Foreclosure is a legal process in which a lender attempts to recover the balance of a loan from a borrower who has stopped making payments by forcing the sale of the property in order to use the asset as collateral for the loan.
During a foreclosure, the highest bidder at an auction becomes the new owner of the property, free and clear of interest of the former owner (though there is a possibility of encumbering liens). In some instances, former occupants fail to voluntarily vacate the property and further legal action, such as eviction, may be necessary. More than 23 million older U.S. adults are economically insecure and many of them are homeowners who struggle with their payments.
A recent study estimates that as much as 47% of foreclosure properties are still occupied.
If you’re planning on purchasing an occupied foreclosure or bank-owned home, you need to be careful early on in order to avoid stressful, financial, and potentially even legal issues down the line. Here are a few secrets for buying an occupied foreclosure:
Stick to a budget
The first step to buying any kind of property is to develop a realistic budget. It’s best to divide your budget into three segments: cost of the property, cost of repairs needed, buying and selling expenses. Your monthly housing costs should represent no more than 30% of your monthly net (after tax) income. Additionally, since remodeling costs for foreclosed properties can be quite expensive, you need to ensure you’re financially secure prior to any renovations. Even replacing vinyl or wood windows in a home can cost $11,316 and $12,299, respectively.

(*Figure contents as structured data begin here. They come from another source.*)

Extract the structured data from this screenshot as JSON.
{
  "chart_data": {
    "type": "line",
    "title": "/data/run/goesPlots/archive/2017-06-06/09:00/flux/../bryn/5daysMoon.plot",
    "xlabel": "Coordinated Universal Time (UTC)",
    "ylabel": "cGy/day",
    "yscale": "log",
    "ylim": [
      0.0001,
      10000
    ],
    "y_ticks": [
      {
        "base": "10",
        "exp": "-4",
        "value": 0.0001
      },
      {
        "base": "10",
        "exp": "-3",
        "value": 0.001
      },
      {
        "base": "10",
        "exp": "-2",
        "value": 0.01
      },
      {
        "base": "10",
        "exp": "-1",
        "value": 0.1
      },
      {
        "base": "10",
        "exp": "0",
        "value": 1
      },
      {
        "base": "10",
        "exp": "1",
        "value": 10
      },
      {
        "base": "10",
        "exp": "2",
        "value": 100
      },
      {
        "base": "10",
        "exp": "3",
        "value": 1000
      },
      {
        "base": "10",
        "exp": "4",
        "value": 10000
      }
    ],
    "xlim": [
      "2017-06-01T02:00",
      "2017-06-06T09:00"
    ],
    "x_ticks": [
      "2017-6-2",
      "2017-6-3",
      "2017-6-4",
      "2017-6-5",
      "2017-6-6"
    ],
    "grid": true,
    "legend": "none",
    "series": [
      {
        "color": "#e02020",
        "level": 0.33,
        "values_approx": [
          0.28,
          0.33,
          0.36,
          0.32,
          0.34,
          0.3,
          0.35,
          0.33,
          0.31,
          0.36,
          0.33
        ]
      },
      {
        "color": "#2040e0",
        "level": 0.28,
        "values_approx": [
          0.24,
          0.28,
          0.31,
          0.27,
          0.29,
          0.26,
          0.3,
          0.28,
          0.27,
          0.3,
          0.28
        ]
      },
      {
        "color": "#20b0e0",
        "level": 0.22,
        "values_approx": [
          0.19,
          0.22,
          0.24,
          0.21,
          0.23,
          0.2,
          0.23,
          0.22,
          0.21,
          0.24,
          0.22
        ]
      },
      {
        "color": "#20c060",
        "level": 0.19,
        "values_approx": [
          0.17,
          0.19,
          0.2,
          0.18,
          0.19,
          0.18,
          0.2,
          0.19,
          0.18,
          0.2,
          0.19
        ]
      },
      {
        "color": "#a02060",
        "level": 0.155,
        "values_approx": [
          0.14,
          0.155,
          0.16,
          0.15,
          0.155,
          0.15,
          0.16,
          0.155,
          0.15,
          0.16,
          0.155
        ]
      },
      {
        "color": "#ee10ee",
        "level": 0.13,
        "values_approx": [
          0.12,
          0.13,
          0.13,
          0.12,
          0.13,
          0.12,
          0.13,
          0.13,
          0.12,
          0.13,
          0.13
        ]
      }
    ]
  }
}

Develop a strategy for vacating the property
If the property is occupied by former owners who refuse to sign a lease, your best bet is to consult with a real estate attorney. Depending on the situation, however, you might be able to simply ask them to leave. If not, an attorney can help you throughout the eviction process.
Purchase the title report
Another important step is buying the title report. You need to be fully aware of any liens on the property ahead of time because if the previous owners refused to pay their taxes, there could be dues that you face once the property is in your name. Many investors don’t want to spend the money on a full title report, but it can end up saving you a significant amount of money down the road.
According to a new Forbes housing crisis study, there are 10 U.S. cities that are on the brink of a serious housing crisis. This years study was revamped and featured a more robust methodology than the past, incorporating the percentage of homes with negative equity, delinquency rate, homeowner and rental vacancy rate, and foreclosure rate.
Here are 10 cities on the brink of a housing crisis in 2019:
- Montgomery, Alabama — Percentage of mortgages underwater: 28.2%. Median home value: $83,100.
- Dayton, Ohio — Percentage of mortgages underwater: 27.6%. Median home value: $52,500.
- Fayetteville, North Carolina — Percentage of mortgages underwater: 26.8%. Median home value: $108,100.
- Cleveland, Ohio — Percentage of mortgages underwater: 25.9%. Median home value: $55,900.
- Paterson, New Jersey — Percentage of mortgages underwater: 24.7%. Median home value: $253,100.
- Hartford, Connecticut — Percentage of mortgages underwater: 22.4%. Median home value: $130,900.
- Baltimore, Maryland — Percentage of mortgages underwater: 26.5%. Median home value: $119,200.
- Bridgeport, Connecticut — Percentage of mortgages underwater: 26.9%. Median home value: $176,200.
- Detroit, Michigan — Percentage of mortgages underwater: 34.4%. Median home value: $161,300.
- Newark, New Jersey — Percentage of mortgages underwater: 27.9%. Median home value: $252,000.
Whether you’re considering purchasing a foreclosure property, are planning on listing your home, or are just curious about the future, make sure you’re regularly monitoring the housing market.